The last-minute telephone tactics are only the latest in months of legal and political battles over more restrictive voter ID and other laws, mostly fruitless hunts for supposedly ineligible people on voting rolls in many states and sustained claims that African-American and Hispanic voters are being targeted for intimidation and suppression.
Many of these issues could resurface in the courts after Tuesday, particularly if the presidential race is too close to call or heads for a recount in states such as Ohio or Florida.
"Each of these problems can lead to post-election litigation and gum up the election works," said Wendy Weiser, director of the Democracy Program at New York University's Brennan Center for Justice.
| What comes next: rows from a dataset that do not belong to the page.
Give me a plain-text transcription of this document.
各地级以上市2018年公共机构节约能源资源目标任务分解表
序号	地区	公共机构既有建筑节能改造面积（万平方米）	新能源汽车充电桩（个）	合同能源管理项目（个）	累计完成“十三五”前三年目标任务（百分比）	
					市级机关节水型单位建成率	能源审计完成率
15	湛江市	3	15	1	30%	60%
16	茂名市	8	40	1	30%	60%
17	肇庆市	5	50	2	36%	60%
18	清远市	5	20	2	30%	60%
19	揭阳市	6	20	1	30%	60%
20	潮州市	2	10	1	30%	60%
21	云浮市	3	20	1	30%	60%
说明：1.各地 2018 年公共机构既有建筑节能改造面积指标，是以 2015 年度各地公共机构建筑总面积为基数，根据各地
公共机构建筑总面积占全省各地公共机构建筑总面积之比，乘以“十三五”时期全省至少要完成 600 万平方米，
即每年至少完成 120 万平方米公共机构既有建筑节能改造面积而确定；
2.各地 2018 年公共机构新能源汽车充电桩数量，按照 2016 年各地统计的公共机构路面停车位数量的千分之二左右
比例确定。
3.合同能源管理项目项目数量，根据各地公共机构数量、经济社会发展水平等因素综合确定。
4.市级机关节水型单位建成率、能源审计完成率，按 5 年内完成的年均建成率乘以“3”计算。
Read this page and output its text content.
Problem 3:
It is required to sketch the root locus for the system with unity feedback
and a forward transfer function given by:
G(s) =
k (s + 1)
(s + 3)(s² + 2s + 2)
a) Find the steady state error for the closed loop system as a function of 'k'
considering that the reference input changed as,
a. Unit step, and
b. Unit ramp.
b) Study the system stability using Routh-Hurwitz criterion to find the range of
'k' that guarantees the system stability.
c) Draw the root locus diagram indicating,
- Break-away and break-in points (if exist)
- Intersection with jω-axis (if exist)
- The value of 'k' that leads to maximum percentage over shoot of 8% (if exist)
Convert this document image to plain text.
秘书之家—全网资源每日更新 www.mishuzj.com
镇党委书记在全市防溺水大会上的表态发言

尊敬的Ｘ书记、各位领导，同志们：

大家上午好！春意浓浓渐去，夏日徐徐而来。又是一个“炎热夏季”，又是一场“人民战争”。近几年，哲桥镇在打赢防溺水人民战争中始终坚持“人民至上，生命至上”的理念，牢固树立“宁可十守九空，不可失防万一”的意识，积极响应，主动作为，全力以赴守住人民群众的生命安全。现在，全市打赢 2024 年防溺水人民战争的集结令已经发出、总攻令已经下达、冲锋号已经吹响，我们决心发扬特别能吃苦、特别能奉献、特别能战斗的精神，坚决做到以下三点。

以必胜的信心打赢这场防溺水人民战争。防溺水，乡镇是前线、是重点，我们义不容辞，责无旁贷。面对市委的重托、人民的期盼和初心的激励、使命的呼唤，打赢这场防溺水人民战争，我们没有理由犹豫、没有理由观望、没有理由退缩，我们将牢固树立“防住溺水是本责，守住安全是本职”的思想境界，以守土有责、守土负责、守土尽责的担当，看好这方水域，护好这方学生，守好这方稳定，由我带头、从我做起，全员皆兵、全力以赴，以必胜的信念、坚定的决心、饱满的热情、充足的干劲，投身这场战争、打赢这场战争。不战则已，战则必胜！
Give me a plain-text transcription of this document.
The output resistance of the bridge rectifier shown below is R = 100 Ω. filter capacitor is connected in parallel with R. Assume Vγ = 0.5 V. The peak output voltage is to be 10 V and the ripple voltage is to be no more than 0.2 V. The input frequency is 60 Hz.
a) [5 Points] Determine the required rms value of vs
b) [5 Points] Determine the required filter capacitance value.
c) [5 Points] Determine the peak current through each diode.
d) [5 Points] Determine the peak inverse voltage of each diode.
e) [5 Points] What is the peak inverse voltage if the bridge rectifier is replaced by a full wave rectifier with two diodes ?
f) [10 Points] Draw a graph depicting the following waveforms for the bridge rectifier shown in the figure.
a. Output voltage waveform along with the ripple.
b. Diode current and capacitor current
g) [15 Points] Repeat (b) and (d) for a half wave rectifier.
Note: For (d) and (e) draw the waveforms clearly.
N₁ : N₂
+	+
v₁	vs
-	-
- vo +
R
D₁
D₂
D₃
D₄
Voting-rights advocates pointed with particular concern to the tea party-linked True the Vote organization, which has pledged to dispatch thousands of monitors to polling places to guard against potential voter fraud. True the Vote President Catherine Engelbrecht rejected suggestions that the group would be overly aggressive or issue false challenges.
"Contrary to various interest groups' statements, True the Vote has never been investigated or charged with intimidating voters," she said. "A poll watcher's sole purpose is to monitor the process of our elections. They are trained to never speak with voters, only authorities within the poll."
The Justice Department will have at least 780 observers at key polling places in 23 states to ensure compliance with the 1965 Voting Rights Act and look into any allegations of voter fraud.
In Florida, where Democrats unsuccessfully tried to extend early voting by an extra day, election officials in most of the state's biggest jurisdictions were accepting in-person absentee ballots on Monday. A chaotic scene Sunday in Miami-Dade County, where the election office opened, closed and then opened again, was not repeated Monday. There were still long lines of people but a much more orderly process.
About 200 people were waiting in line at midday Monday at the main Miami-Dade election office. Olga Vila said she only waited about 10 minutes to cast hers.
"I figured the lines were going to be worse tomorrow," said the 47-year-old accountant. "We Latin people wait until the end. That's why I'm here today. I should have mailed it a week ago. I could've mailed it on Saturday, but then I thought if the post office didn't do their thing then my vote wouldn't count."
Provisional ballots were the latest legal skirmish in the critical battleground state of Ohio, where Secretary of State Jon Husted's latest decision on how they can be cast was challenged in federal court. Advocates and lawyers for labor unions contend that Husted's order would lead to some provisional ballots being wrongly rejected because the burden of recording the form of ID used on a provisional ballot is being placed on voters, not poll workers as in the past.
A decision was not expected before Election Day, but the judge overseeing the case planned a ruling before Nov. 17, when provisional ballots can begin to be counted in Ohio. Provisional ballots are used more often in Ohio than most states, with experts predicting between 200,000 and 300,000 will be cast there.
"That could be a huge problem after Election Day for counting ballots," Weiser said. "There's really tens of thousands of voters in Ohio whose votes could be at risk."
Other issues that have surfaced include confusion among voters about what kind of identification is required to cast a ballot, particularly in states such as Pennsylvania where new ID laws were delayed or blocked by protracted legal battles. Arnwine, of the Lawyers Committee for Civil Rights Under Law, said people must learn the laws affecting voting in their state and not allow themselves to be intimidated by challengers.
"Should an individual come up to you and try to question you, you have to remember you have no obligation to talk to them," she said. "We just want to make sure that people remember to stand your ground, don't be intimidated. Be sure to insist on your right to vote."